Otro tema que presenta como singular del Nuevo Mundo es en relación con la leyenda de El Dorado con el Perú. Este tópico, nos dice Mazzotti, prefigura el discurso criollista. El oro no es solo el metal, es realidad y metáfora de lo que han venido a buscar los españoles. No solo es la búsqueda del mineral, su pureza evoca en su brillo las excelencias de la tierra descubierta. Desde el clima benigno que la ampara a las posibilidades comerciales legales o ilegales que se abren con Europa.
Estas calidades traslucen la convicción del favor divino al Perú y en especial a Lima, bendecida con la presencia de Rosa y un rosario de santos y bienaventurados que refuerzan la aureola de la ciudad fundada por Pizarro, cuya figura vuelve a reverdecer laureles en el siglo XVIII, con el florecimiento en los escritos de los criollos.
No es posible agotar en pocas líneas la calidad y vastedad de temas con que nos hace estremecer Mazzotti. Hay en sus páginas finales una mirada al presente, como continuación del crisol en que se formó Lima. Como si la “viveza criolla” fuera un rezago de la voluntad acomodaticia que lucieron los poetas de la Colonia, repitiendo los prejuicios contra indígenas y afrodescendientes.

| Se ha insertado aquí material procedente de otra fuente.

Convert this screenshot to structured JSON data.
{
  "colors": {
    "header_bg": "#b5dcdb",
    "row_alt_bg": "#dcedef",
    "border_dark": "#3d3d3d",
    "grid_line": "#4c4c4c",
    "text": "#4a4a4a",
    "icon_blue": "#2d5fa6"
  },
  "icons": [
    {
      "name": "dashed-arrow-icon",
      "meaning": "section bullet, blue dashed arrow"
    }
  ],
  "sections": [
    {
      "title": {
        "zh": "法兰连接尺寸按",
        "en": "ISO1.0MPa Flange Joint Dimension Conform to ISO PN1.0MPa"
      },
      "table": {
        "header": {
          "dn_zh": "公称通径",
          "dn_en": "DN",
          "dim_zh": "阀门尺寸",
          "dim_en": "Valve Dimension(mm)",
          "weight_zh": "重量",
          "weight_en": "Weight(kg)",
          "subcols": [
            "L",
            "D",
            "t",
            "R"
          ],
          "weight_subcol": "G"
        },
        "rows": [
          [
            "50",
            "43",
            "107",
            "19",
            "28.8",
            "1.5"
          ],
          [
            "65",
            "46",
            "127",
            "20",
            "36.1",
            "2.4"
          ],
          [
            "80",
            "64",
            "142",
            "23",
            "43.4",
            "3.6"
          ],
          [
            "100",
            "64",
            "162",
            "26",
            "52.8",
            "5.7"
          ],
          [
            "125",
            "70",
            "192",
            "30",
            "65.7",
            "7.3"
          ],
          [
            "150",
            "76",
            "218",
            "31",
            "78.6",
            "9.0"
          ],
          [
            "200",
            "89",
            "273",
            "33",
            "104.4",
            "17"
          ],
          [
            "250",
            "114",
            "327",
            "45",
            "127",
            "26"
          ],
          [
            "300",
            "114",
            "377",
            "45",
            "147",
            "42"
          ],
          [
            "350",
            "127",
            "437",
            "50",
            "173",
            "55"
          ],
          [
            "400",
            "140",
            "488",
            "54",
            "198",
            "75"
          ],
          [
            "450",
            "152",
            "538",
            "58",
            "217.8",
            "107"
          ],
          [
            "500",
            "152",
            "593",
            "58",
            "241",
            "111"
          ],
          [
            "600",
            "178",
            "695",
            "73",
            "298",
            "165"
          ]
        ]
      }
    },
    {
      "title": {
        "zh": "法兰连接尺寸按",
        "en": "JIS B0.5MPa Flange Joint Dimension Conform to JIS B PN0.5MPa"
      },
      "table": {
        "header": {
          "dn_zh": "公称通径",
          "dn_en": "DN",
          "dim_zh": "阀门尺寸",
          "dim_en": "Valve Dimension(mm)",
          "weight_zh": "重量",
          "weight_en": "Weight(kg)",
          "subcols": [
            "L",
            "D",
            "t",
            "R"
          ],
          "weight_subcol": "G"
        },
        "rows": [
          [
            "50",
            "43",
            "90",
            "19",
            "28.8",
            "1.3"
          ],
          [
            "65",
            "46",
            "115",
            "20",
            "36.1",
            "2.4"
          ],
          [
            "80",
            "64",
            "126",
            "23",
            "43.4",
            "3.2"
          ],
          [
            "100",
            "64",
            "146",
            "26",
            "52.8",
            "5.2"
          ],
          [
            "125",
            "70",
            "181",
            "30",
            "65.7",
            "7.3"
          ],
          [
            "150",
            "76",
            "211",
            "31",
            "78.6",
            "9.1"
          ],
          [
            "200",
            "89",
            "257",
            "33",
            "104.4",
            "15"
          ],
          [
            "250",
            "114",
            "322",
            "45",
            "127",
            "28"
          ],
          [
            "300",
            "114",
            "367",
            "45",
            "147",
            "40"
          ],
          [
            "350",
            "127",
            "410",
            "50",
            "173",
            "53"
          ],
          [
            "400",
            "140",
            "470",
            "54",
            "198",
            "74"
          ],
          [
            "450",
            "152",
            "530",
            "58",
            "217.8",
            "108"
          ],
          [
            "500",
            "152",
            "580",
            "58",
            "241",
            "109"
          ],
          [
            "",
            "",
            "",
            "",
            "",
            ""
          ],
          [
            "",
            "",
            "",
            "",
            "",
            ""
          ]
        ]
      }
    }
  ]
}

Confiemos que este no sea el caso, con más de 6.000 asociaciones de “provincianos” con sede en la capital, su cara ha cambiado tanto como sus problemas. No es posible el desprecio a los que llegan desde el “interior”. Son más que los nacidos bajo su cielo gris, y han demostrado capacidad de adaptación, trabajo y voluntad de triunfo, y podrían hacer con los limeños aquello que aspiraban los primeros indigenistas: arrojarlos al mar.